Surely he had me confused with someone else. Although I'd regularly petitioned for a brand-name vacuum cleaner, I'd never said anything about wanting a guitar. Nothing about it appealed to me, not even on an aesthetic level. I had my room arranged just so, and the instrument did not fit into my nautical theme. An anchor, yes. A guitar, no. He wanted me to jam, so I jammed it into my closet...

- Me Talk Pretty One Day by David Sedaris

*

*Wednesday 29th August 2001

The Onion: "So I started copying Doonesbury, and you know the rest."

Well most of it, yah - but nobody told me about Steve Dallas running off to Las Vegas to get married...

To Mark Slackmeyer?!



Jonno lives in New Orleans. Yes? Jonno likes Marmite. Eh? And blow-jobs at Highbury Fields. Hmm. Jonno spent some time in London. Ah.



A list of clichés as long as your arm.



Anti-monarchist but pro-nicotine, giving a princess a stop-smoking course for a wedding present definitely files under lesé majesté in my book; off with his head!



I close eyes and wish, thinking of thinking of Uncle Hedgehog this Sunday, as I spotted Nick dancing in Minkered Corner.

*

How good is Lawn Dogs?

Good enough that, when you drop it into conversation with the dreamy twenty-something you're cruising in an empty street at midnight, he hauls his delightfully posey South American ass off the market trolley he's leaning on and actually starts walking around - that's how good.

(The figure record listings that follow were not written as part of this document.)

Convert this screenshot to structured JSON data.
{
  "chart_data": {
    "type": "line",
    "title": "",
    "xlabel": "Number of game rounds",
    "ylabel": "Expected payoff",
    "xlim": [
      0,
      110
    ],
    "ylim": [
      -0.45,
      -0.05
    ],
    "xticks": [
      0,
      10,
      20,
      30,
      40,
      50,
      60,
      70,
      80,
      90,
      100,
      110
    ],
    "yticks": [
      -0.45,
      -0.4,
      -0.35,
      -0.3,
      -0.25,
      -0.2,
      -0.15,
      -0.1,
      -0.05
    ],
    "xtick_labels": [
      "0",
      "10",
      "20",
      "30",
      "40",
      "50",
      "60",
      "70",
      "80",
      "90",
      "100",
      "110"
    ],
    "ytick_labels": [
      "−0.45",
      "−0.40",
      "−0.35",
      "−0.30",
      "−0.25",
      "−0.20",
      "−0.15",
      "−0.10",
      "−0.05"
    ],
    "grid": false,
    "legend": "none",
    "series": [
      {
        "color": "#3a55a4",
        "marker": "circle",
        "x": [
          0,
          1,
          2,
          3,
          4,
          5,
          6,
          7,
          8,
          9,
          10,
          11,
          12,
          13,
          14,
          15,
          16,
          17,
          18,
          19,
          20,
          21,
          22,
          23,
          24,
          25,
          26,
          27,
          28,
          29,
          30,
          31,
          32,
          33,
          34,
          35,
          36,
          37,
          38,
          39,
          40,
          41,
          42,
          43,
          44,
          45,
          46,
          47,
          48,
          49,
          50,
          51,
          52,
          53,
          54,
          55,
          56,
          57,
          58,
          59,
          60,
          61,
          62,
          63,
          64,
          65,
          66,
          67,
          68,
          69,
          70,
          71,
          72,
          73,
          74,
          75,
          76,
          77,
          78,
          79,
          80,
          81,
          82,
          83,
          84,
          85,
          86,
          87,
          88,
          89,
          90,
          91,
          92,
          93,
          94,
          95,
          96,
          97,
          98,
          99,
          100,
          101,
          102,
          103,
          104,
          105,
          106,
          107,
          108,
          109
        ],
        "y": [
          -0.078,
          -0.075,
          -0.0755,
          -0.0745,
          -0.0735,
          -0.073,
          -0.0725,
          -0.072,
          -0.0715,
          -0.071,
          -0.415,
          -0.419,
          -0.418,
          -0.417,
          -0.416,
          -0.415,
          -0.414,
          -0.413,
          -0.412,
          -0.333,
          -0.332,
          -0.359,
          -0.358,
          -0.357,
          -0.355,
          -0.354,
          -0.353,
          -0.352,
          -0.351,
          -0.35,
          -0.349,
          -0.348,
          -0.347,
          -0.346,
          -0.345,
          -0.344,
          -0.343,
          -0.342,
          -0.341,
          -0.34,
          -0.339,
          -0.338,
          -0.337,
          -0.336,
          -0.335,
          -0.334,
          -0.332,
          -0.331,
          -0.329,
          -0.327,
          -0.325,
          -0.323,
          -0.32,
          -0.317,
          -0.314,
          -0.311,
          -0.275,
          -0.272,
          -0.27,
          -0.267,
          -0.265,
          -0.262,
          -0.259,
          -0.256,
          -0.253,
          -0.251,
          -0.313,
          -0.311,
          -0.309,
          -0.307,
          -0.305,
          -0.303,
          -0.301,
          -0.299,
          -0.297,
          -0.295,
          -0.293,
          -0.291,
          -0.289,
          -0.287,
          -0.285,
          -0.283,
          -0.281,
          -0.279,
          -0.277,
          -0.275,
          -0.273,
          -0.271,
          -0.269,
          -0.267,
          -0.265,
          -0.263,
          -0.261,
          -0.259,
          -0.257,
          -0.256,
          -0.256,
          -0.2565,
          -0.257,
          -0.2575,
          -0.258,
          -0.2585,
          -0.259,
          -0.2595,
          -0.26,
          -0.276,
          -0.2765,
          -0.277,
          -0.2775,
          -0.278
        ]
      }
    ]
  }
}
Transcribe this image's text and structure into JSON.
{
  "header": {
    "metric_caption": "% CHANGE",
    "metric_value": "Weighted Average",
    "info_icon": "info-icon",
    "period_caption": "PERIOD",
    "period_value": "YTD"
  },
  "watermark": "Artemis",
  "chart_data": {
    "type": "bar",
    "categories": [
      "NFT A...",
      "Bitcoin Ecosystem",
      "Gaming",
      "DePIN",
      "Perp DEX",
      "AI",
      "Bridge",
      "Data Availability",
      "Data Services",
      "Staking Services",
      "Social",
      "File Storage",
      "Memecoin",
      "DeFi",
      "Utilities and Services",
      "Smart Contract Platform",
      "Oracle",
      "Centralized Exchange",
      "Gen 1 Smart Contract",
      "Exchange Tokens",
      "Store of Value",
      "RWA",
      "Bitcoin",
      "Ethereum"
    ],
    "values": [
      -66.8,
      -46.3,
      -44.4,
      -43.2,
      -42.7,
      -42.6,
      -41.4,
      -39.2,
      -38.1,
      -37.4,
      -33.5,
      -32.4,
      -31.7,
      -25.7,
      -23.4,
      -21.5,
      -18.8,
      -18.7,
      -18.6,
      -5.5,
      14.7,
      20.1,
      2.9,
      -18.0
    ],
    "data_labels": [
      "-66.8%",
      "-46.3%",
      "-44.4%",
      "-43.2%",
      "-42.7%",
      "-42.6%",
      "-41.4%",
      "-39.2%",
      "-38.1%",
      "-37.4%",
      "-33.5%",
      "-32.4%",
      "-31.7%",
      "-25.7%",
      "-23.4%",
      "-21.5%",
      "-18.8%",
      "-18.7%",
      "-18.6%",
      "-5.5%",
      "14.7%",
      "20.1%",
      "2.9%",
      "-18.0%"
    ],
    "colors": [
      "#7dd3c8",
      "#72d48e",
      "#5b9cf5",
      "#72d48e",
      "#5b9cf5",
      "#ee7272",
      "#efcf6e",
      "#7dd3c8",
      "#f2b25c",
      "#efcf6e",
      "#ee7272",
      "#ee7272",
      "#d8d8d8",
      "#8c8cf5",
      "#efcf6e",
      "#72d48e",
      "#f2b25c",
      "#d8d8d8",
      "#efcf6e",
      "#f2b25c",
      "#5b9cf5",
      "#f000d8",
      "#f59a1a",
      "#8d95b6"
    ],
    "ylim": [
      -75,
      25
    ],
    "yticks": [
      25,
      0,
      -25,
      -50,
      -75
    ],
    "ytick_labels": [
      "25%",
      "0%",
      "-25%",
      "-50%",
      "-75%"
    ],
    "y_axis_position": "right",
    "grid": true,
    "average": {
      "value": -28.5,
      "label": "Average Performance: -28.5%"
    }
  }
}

(Mind you, he hadn't spotted that the heroine could just as easily have been a hero, so I don't think ours will be a long-term relationship.)

*

Pre-emptive self-shaming, a serial: judging by the fact that the pop-quiz's team name last night was "Darren and Jonathan, no chance" I would surmise that David also got there late. But not as late as I. And still in plenty of time to giggle madly when I misheard an answer and wrote down Boyzone instead of Poison, damn it.

*

*Tuesday 28th August 2001

The end of August and the return to the real world is marked by an avalanche of post.

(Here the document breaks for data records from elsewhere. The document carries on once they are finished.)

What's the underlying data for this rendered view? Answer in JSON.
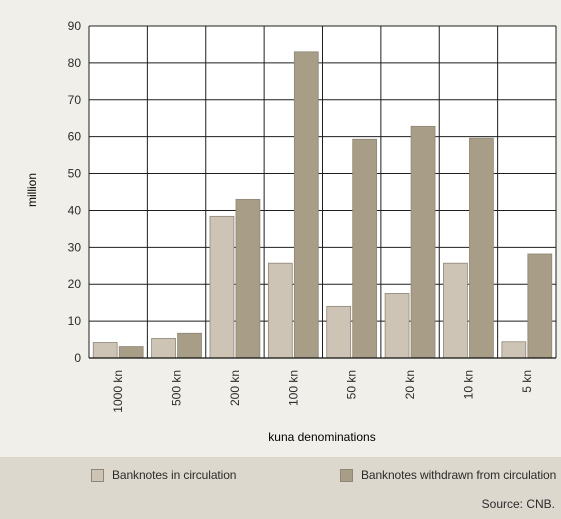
{
  "chart_data": {
    "type": "bar",
    "categories": [
      "1000 kn",
      "500 kn",
      "200 kn",
      "100 kn",
      "50 kn",
      "20 kn",
      "10 kn",
      "5 kn"
    ],
    "series": [
      {
        "name": "Banknotes in circulation",
        "color": "#cdc4b5",
        "values": [
          4.2,
          5.3,
          38.4,
          25.7,
          14.0,
          17.5,
          25.7,
          4.4
        ]
      },
      {
        "name": "Banknotes withdrawn from circulation",
        "color": "#a89d86",
        "values": [
          3.1,
          6.7,
          43.0,
          83.0,
          59.3,
          62.8,
          59.6,
          28.2
        ]
      }
    ],
    "title": "",
    "xlabel": "kuna denominations",
    "ylabel": "million",
    "ylim": [
      0,
      90
    ],
    "yticks": [
      0,
      10,
      20,
      30,
      40,
      50,
      60,
      70,
      80,
      90
    ],
    "grid": true,
    "legend_position": "bottom"
  },
  "source": "Source: CNB."
}
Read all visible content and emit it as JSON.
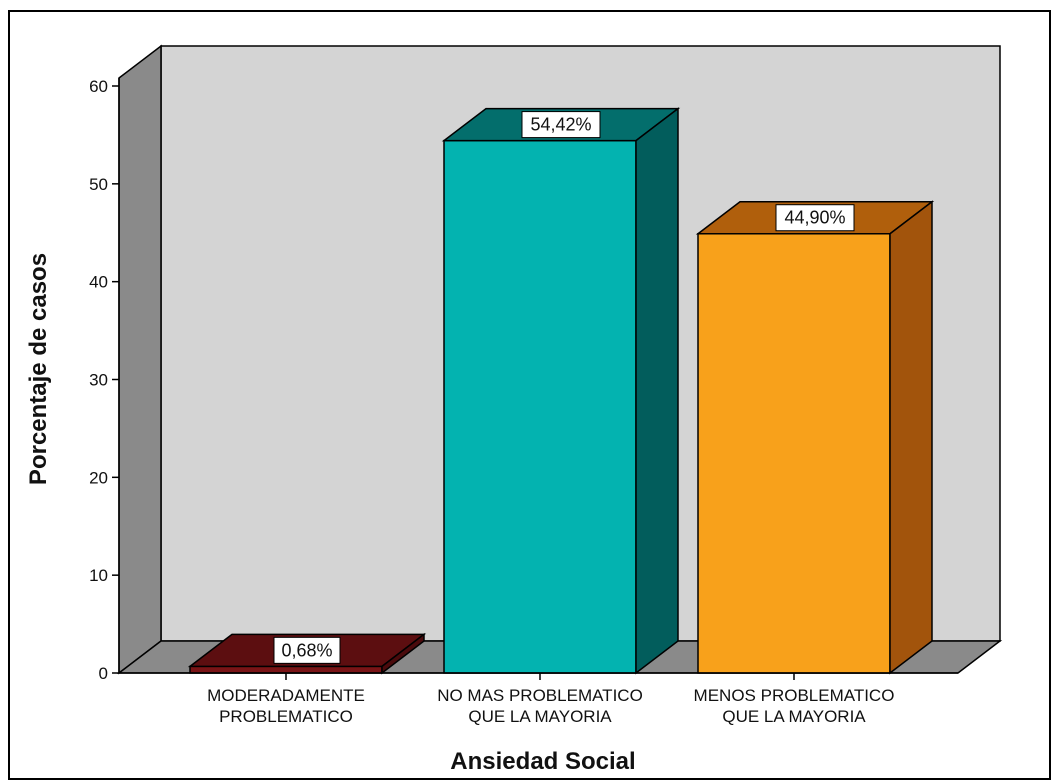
{
  "chart_data": {
    "type": "bar",
    "title": "",
    "xlabel": "Ansiedad Social",
    "ylabel": "Porcentaje de casos",
    "categories": [
      [
        "MODERADAMENTE",
        "PROBLEMATICO"
      ],
      [
        "NO MAS PROBLEMATICO",
        "QUE LA MAYORIA"
      ],
      [
        "MENOS PROBLEMATICO",
        "QUE LA MAYORIA"
      ]
    ],
    "values": [
      0.68,
      54.42,
      44.9
    ],
    "data_labels": [
      "0,68%",
      "54,42%",
      "44,90%"
    ],
    "ylim": [
      0,
      60
    ],
    "yticks": [
      0,
      10,
      20,
      30,
      40,
      50,
      60
    ],
    "grid": false,
    "legend": "none",
    "style": "3d",
    "colors": [
      {
        "front": "#7a1416",
        "top": "#5c0e10",
        "side": "#4a0a0c"
      },
      {
        "front": "#03b3b0",
        "top": "#036e6c",
        "side": "#025d5c"
      },
      {
        "front": "#f8a11b",
        "top": "#b05f0c",
        "side": "#a2540c"
      }
    ],
    "wall_color": "#d4d4d4",
    "side_wall_color": "#8a8a8a",
    "floor_color": "#8a8a8a"
  }
}
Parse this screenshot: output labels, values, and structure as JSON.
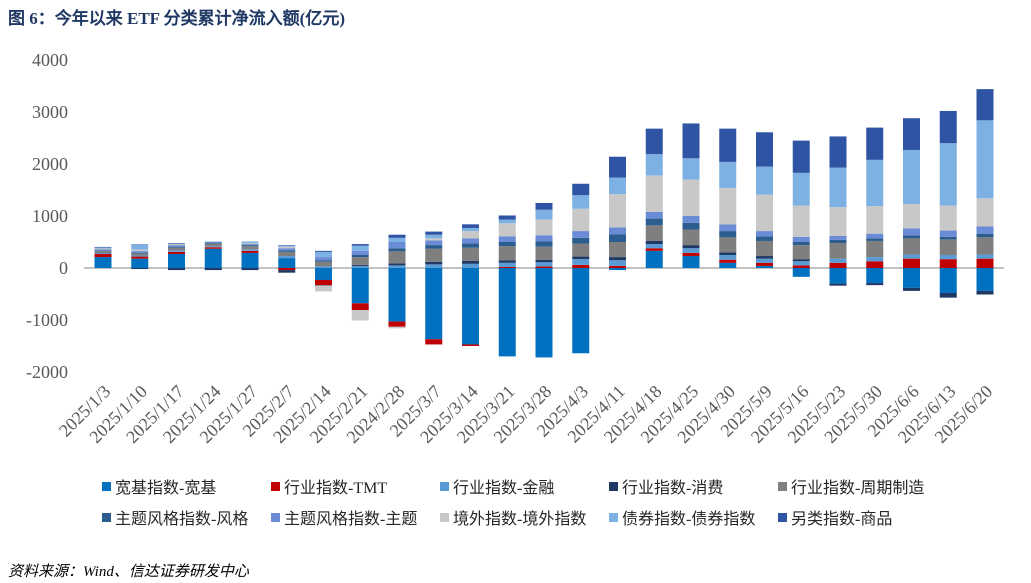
{
  "chart_data": {
    "type": "bar",
    "stacked": true,
    "title": "图 6：今年以来 ETF 分类累计净流入额(亿元)",
    "ylim": [
      -2000,
      4000
    ],
    "yticks": [
      4000,
      3000,
      2000,
      1000,
      0,
      -1000,
      -2000
    ],
    "grid": false,
    "legend_position": "bottom",
    "categories": [
      "2025/1/3",
      "2025/1/10",
      "2025/1/17",
      "2025/1/24",
      "2025/1/27",
      "2025/2/7",
      "2025/2/14",
      "2025/2/21",
      "2024/2/28",
      "2025/3/7",
      "2025/3/14",
      "2025/3/21",
      "2025/3/28",
      "2025/4/3",
      "2025/4/11",
      "2025/4/18",
      "2025/4/25",
      "2025/4/30",
      "2025/5/9",
      "2025/5/16",
      "2025/5/23",
      "2025/5/30",
      "2025/6/6",
      "2025/6/13",
      "2025/6/20"
    ],
    "series": [
      {
        "name": "宽基指数-宽基",
        "color": "#0070C0",
        "values": [
          210,
          180,
          270,
          370,
          290,
          190,
          -230,
          -680,
          -1030,
          -1370,
          -1470,
          -1700,
          -1720,
          -1640,
          -40,
          330,
          230,
          100,
          40,
          -170,
          -300,
          -290,
          -380,
          -480,
          -440
        ]
      },
      {
        "name": "行业指数-TMT",
        "color": "#C00000",
        "values": [
          60,
          40,
          40,
          30,
          40,
          -40,
          -100,
          -130,
          -100,
          -100,
          -30,
          20,
          30,
          60,
          40,
          50,
          60,
          60,
          60,
          50,
          100,
          130,
          180,
          170,
          180
        ]
      },
      {
        "name": "行业指数-金融",
        "color": "#5B9BD5",
        "values": [
          15,
          20,
          30,
          20,
          30,
          40,
          30,
          40,
          50,
          70,
          80,
          80,
          80,
          110,
          110,
          80,
          90,
          90,
          80,
          80,
          80,
          80,
          80,
          80,
          80
        ]
      },
      {
        "name": "行业指数-消费",
        "color": "#1F3864",
        "values": [
          10,
          -20,
          -40,
          -40,
          -40,
          -50,
          -10,
          20,
          40,
          50,
          60,
          50,
          50,
          50,
          60,
          60,
          60,
          50,
          50,
          40,
          -40,
          -40,
          -60,
          -90,
          -70
        ]
      },
      {
        "name": "行业指数-周期制造",
        "color": "#7F7F7F",
        "values": [
          30,
          40,
          50,
          50,
          60,
          80,
          90,
          150,
          230,
          250,
          250,
          270,
          250,
          250,
          290,
          300,
          300,
          290,
          290,
          270,
          300,
          310,
          310,
          300,
          330
        ]
      },
      {
        "name": "主题风格指数-风格",
        "color": "#2B5D8F",
        "values": [
          10,
          15,
          20,
          10,
          20,
          30,
          30,
          40,
          60,
          70,
          80,
          80,
          100,
          110,
          150,
          130,
          130,
          120,
          90,
          60,
          60,
          50,
          60,
          50,
          70
        ]
      },
      {
        "name": "主题风格指数-主题",
        "color": "#6A8BD6",
        "values": [
          20,
          30,
          30,
          20,
          20,
          40,
          60,
          80,
          120,
          90,
          100,
          110,
          120,
          130,
          130,
          130,
          130,
          130,
          100,
          100,
          80,
          90,
          130,
          120,
          140
        ]
      },
      {
        "name": "境外指数-境外指数",
        "color": "#C8C8C8",
        "values": [
          20,
          30,
          30,
          0,
          20,
          30,
          -110,
          -200,
          -30,
          40,
          140,
          250,
          300,
          430,
          640,
          700,
          700,
          700,
          700,
          600,
          550,
          530,
          470,
          480,
          540
        ]
      },
      {
        "name": "债券指数-债券指数",
        "color": "#7EB1E3",
        "values": [
          20,
          90,
          5,
          10,
          30,
          20,
          100,
          100,
          80,
          70,
          60,
          70,
          190,
          260,
          320,
          410,
          410,
          500,
          540,
          630,
          760,
          890,
          1040,
          1200,
          1500
        ]
      },
      {
        "name": "另类指数-商品",
        "color": "#2E54A3",
        "values": [
          10,
          10,
          5,
          0,
          0,
          10,
          20,
          30,
          60,
          60,
          70,
          80,
          130,
          220,
          400,
          490,
          670,
          640,
          660,
          620,
          600,
          620,
          610,
          620,
          600
        ]
      }
    ]
  },
  "footer": {
    "source": "资料来源：Wind、信达证券研发中心"
  }
}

*Mermaniac writes I'm reorganizing my links list, this time astrologically instead of alphabetically. I dug around your site looking for an about page or maybe an amazon wish list that might give me a clue, but I came up empty. As I replied, I'm the sign that answers that question by arching an eyebrow and asking What star sign do you think I am?

*One of the places I considered going on Friday night was XXL. Waiting for me when I got home: I was just checking out your website would like to ask if you could put a link to XXL on there. The website is www.fatsandsmalls.com

*An academic writes: We have just begun a three year project on uses of new media and its links to senses of place and community... I was wondering whether you might be willing to meet up sometime to discuss your site and blogging more generally? (I think we all got that post, no?)

*Guy writes to remind me to remind you that he's still looking for someone convivial yet responsible to share his rather posh house in Shepherds Bush for £500 quid a month. Bargain. (More details on request.)

*Charlie writes to warm my cockles by lavishly lauding Blogadoon, and includes a compliment way too inflammatory to mention here.

*Some crap-spammer writes THE SUBJECT OF SEX IS SENSITIVE Vi*creme is a Patented, Safe, Clear, and Natural Topical creme, restoring the fullness of love through the wonders of complete sexual satisfaction. Vi*creme rubbed on the cliteris INTENSIFIES orgasm; wile INDUCING orgasm for women with difficulty. (Women with difficulty should write to me enclosing a sae: I could do with the stamps.)

And then, through the letterbox, a holiday postcard Saw this and thought of you:

wish you were here?

*Monday 27th August 2001

The Royal Vauxhall Tavern was busy yesterday, despite the unexpected rain; even better though was the movie on BBC2 that I staggered home in time to see: Lawn Dogs.

If you haven't seen this movie then find someone who taped it and beg, borrow or steal the opportunity to enjoy the only movie that I've enjoyed without reservation for ages.